CP levels were determined in ten soil samples from reference sites of the Swiss national soil monitoring network (NABO). The aim of this study was to achieve the load of CPs in Switzerland. For this purpose, EI-MS/MS was used for the determination of total CP amounts. Total CP concentrations were between 34 and 151 n/g dw. These concentrations are comparable to soil concentrations from the MONARPOP project. ECNI-LRMS measurements revealed SCCP concentrations of 2-51 n/g dw and MCCP concentrations of 15-85 n/g dw.
Furthermore, three compost samples from Switzerland were analyzed. EI-MS/MS analysis revealed concentrations of 182-614 n/g dw for total CPs and ECNI-LRMS measurements of 57-140 n/g dw for SCCPs and 29-245 n/g dw for MCCPs.
A dated sediment core from Lake Thun covering the last 120 years was analyzed to get an overview of the historical trend of the CP deposition.
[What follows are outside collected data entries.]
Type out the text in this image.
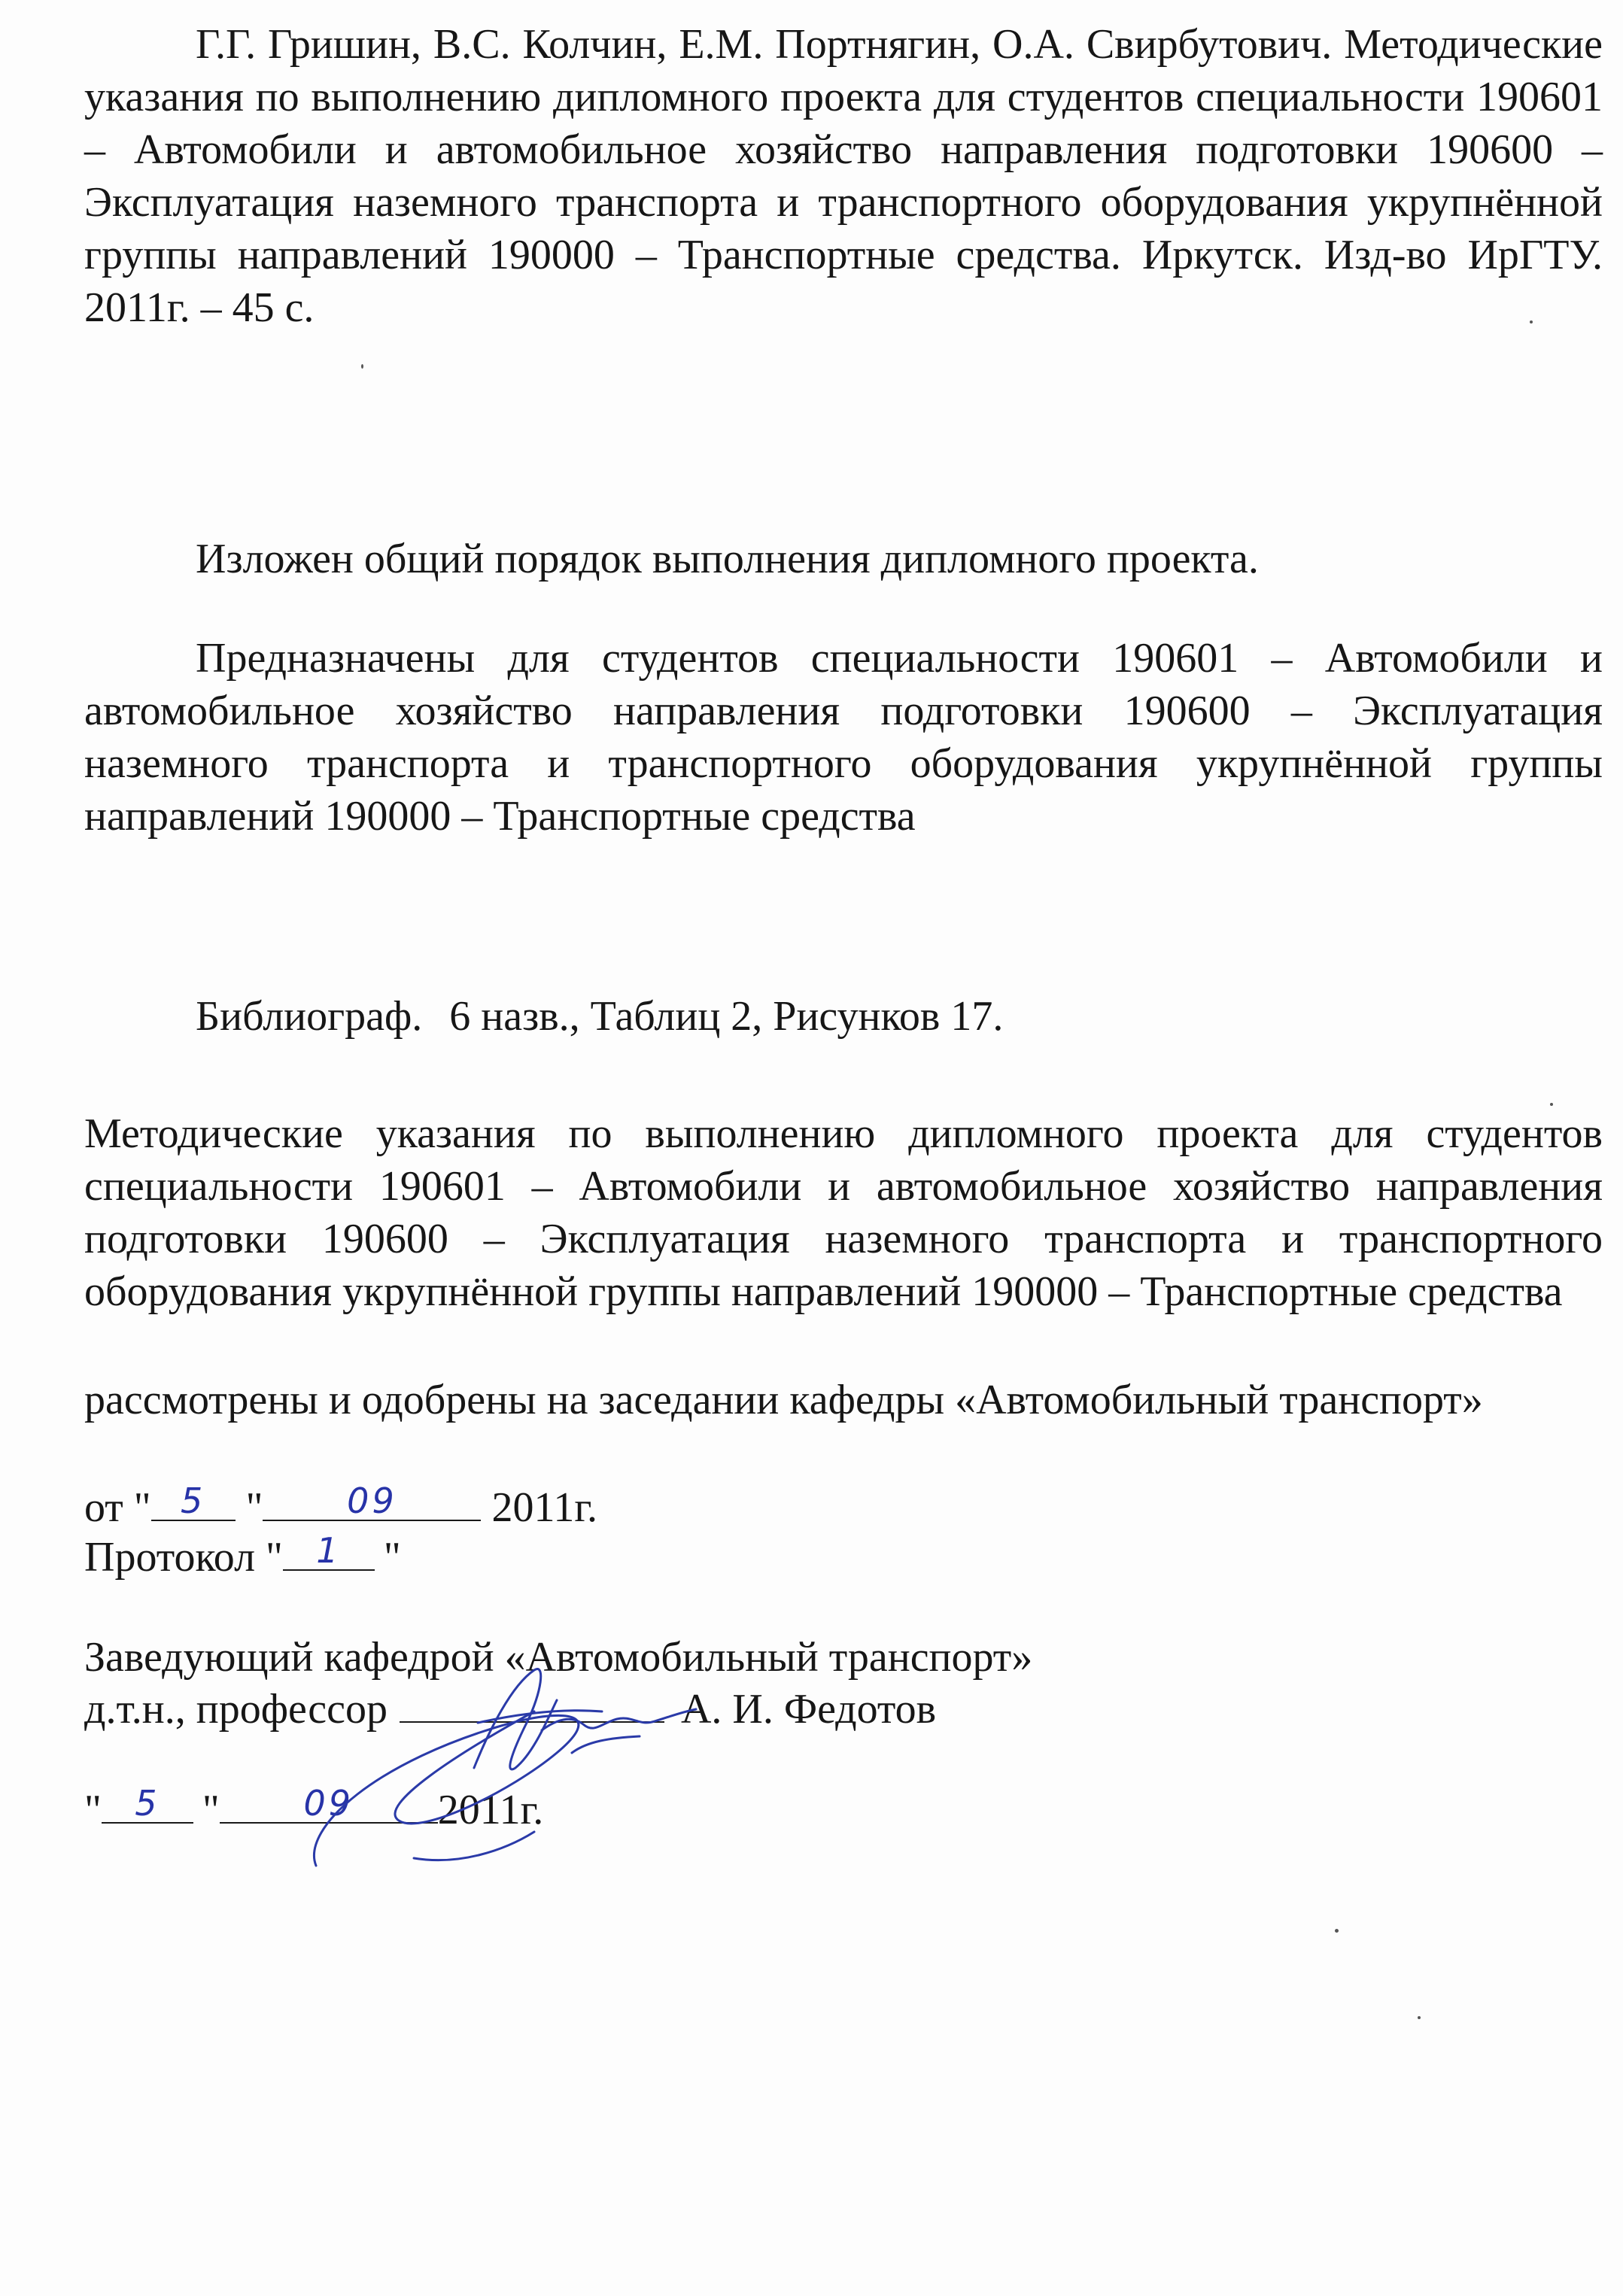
Г.Г. Гришин, В.С. Колчин, Е.М. Портнягин, О.А. Свирбутович. Методические указания по выполнению дипломного проекта для студентов специальности 190601 – Автомобили и автомобильное хозяйство направления подготовки 190600 – Эксплуатация наземного транспорта и транспортного оборудования укрупнённой группы направлений 190000 – Транспортные средства. Иркутск. Изд-во ИрГТУ. 2011г. – 45 с.

Изложен общий порядок выполнения дипломного проекта.

Предназначены для студентов специальности 190601 – Автомобили и автомобильное хозяйство направления подготовки 190600 – Эксплуатация наземного транспорта и транспортного оборудования укрупнённой группы направлений 190000 – Транспортные средства

Библиограф. 6 назв., Таблиц 2, Рисунков 17.

Методические указания по выполнению дипломного проекта для студентов специальности 190601 – Автомобили и автомобильное хозяйство направления подготовки 190600 – Эксплуатация наземного транспорта и транспортного оборудования укрупнённой группы направлений 190000 – Транспортные средства

рассмотрены и одобрены на заседании кафедры «Автомобильный транспорт»

от " 5 "	09	2011г.

Протокол " 1	"

Заведующий кафедрой «Автомобильный транспорт»

д.т.н., профессор	А. И. Федотов

" 5	"	09	2011г.
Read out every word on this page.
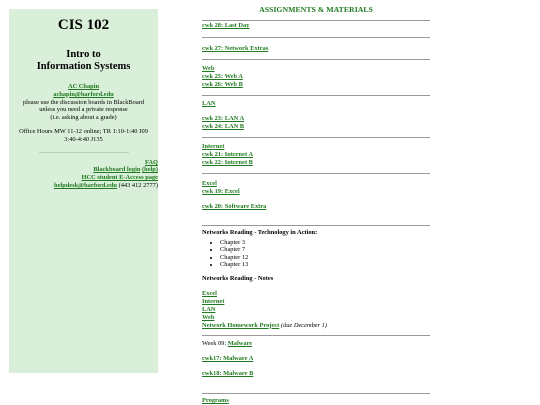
CIS 102
Intro to
Information Systems
AC Chapin
achapin@harford.edu
please use the discussion boards in BlackBoard
unless you need a private response
(i.e. asking about a grade)
Office Hours MW 11-12 online; TR 1:10-1:40 J09
3:40-4:40 J135
FAQ
Blackboard login (help)
HCC student E-Access page
helpdesk@harford.edu (443 412 2777)
ASSIGNMENTS & MATERIALS
cwk 28: Last Day
cwk 27: Network Extras
Web
cwk 25: Web A
cwk 26: Web B
LAN
cwk 23: LAN A
cwk 24: LAN B
Internet
cwk 21: Internet A
cwk 22: Internet B
Excel
cwk 19: Excel
cwk 20: Software Extra
Networks Reading - Technology in Action:
• Chapter 3
• Chapter 7
• Chapter 12
• Chapter 13
Networks Reading - Notes
Excel
Internet
LAN
Web
Network Homework Project (due December 1)
Week 09: Malware
cwk17: Malware A
cwk18: Malware B
Programs
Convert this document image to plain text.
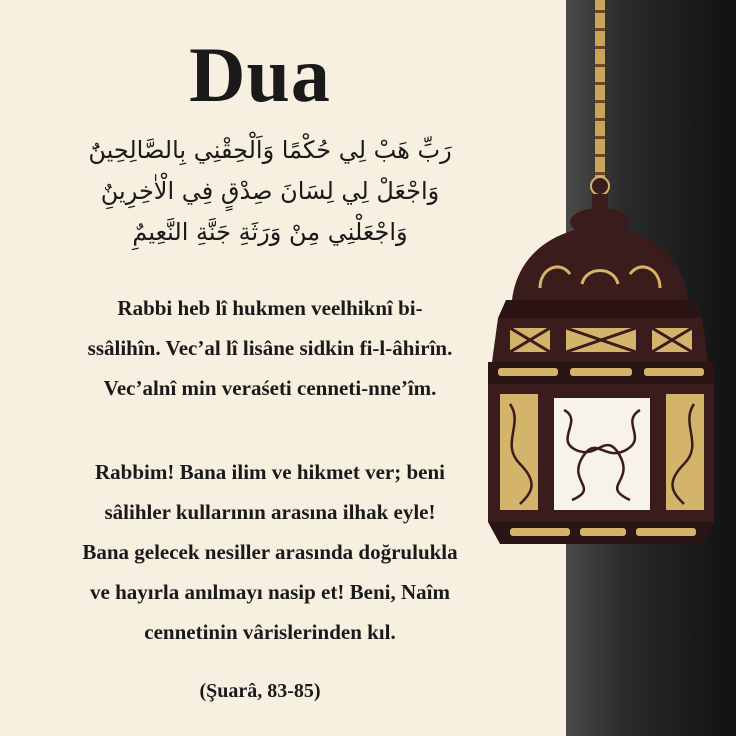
Dua
رَبِّ هَبْ لِي حُكْمًا وَاَلْحِقْنِي بِالصَّالِحِينٌَ
وَاجْعَلْ لِي لِسَانَ صِدْقٍ فِي الْاٰخِرِينٌِ
وَاجْعَلْنِي مِنْ وَرَثَةِ جَنَّةِ النَّعِيمٌِ
Rabbi heb lî hukmen veelhiknî bi-
ssâlihîn. Vec’al lî lisâne sidkin fi-l-âhirîn.
Vec’alnî min veraśeti cenneti-nne’îm.
Rabbim! Bana ilim ve hikmet ver; beni
sâlihler kullarının arasına ilhak eyle!
Bana gelecek nesiller arasında doğrulukla
ve hayırla anılmayı nasip et! Beni, Naîm
cennetinin vârislerinden kıl.
(Şuarâ, 83-85)
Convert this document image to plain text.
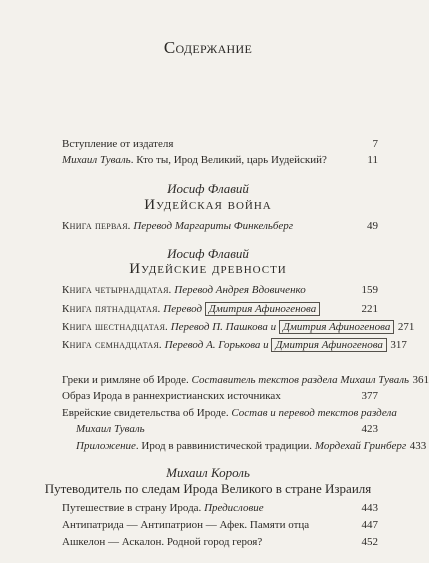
Содержание
Вступление от издателя	7
Михаил Туваль. Кто ты, Ирод Великий, царь Иудейский?	11
Иосиф Флавий
Иудейская война
Книга первая. Перевод Маргариты Финкельберг	49
Иосиф Флавий
Иудейские древности
Книга четырнадцатая. Перевод Андрея Вдовиченко	159
Книга пятнадцатая. Перевод Дмитрия Афиногенова	221
Книга шестнадцатая. Перевод П. Пашкова и Дмитрия Афиногенова 271
Книга семнадцатая. Перевод А. Горькова и Дмитрия Афиногенова 317
Греки и римляне об Ироде. Составитель текстов раздела Михаил Туваль 361
Образ Ирода в раннехристианских источниках	377
Еврейские свидетельства об Ироде. Состав и перевод текстов раздела
Михаил Туваль	423
Приложение. Ирод в раввинистической традиции. Мордехай Гринберг 433
Михаил Король
Путеводитель по следам Ирода Великого в стране Израиля
Путешествие в страну Ирода. Предисловие	443
Антипатрида — Антипатрион — Афек. Памяти отца	447
Ашкелон — Аскалон. Родной город героя?	452
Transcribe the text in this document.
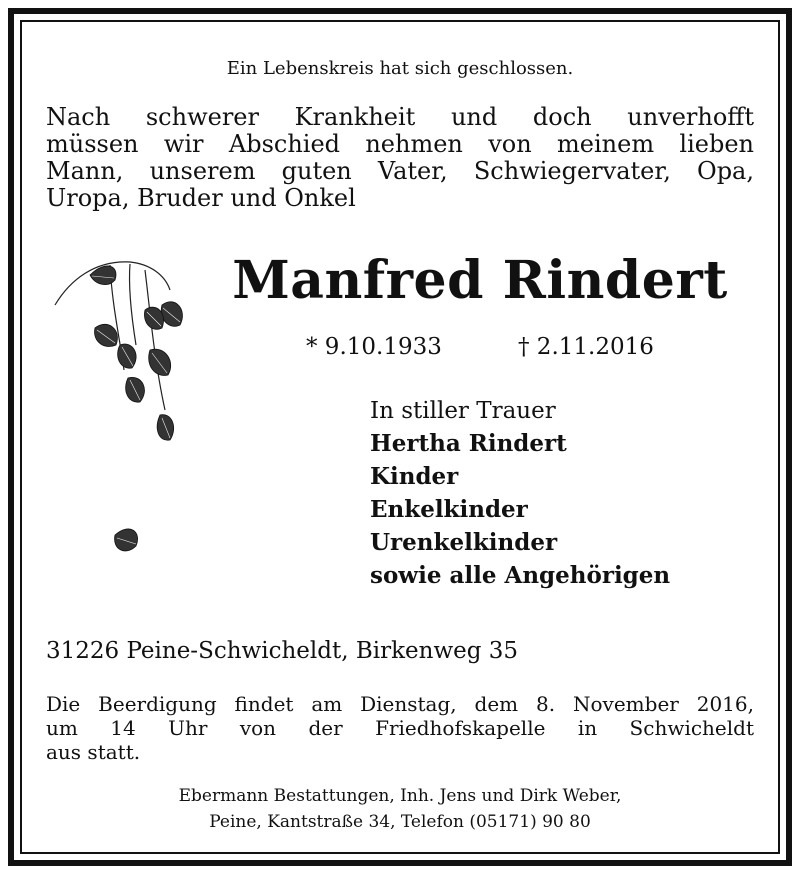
Ein Lebenskreis hat sich geschlossen.
Nach schwerer Krankheit und doch unverhofft
müssen wir Abschied nehmen von meinem lieben
Mann, unserem guten Vater, Schwiegervater, Opa,
Uropa, Bruder und Onkel
Manfred Rindert
* 9.10.1933	† 2.11.2016
In stiller Trauer
Hertha Rindert
Kinder
Enkelkinder
Urenkelkinder
sowie alle Angehörigen
31226 Peine-Schwicheldt, Birkenweg 35
Die Beerdigung findet am Dienstag, dem 8. November 2016,
um 14 Uhr von der Friedhofskapelle in Schwicheldt
aus statt.
Ebermann Bestattungen, Inh. Jens und Dirk Weber,
Peine, Kantstraße 34, Telefon (05171) 90 80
Studies of dated sediment cores are an excellent way to investigate concentration trends over decades. Total CP concentrations showed a steep increase in the 1980s and a more or less stable level of 50 n/g dw since then. The concentration-time profile was in good agreement with the available information on global production data. Levels of higher chlorinated SCCPs have risen in recent years. In addition, the degree of chlorination of SCCPs has strongly increased during the past 40 years, which may indicate its use as an additive for polymers, paints and coatings. CPs were also compared with polychlorinated biphenyls (PCBs) analyzed in these dated sediment slices. The peak level of CPs exceeded that of PCBs by about a factor of three. Comparison of both temporal trends showed an increase of CPs when PCB levels declined.
Generally, the total CP levels were considerably higher than the indicator PCB levels analyzed in all studies.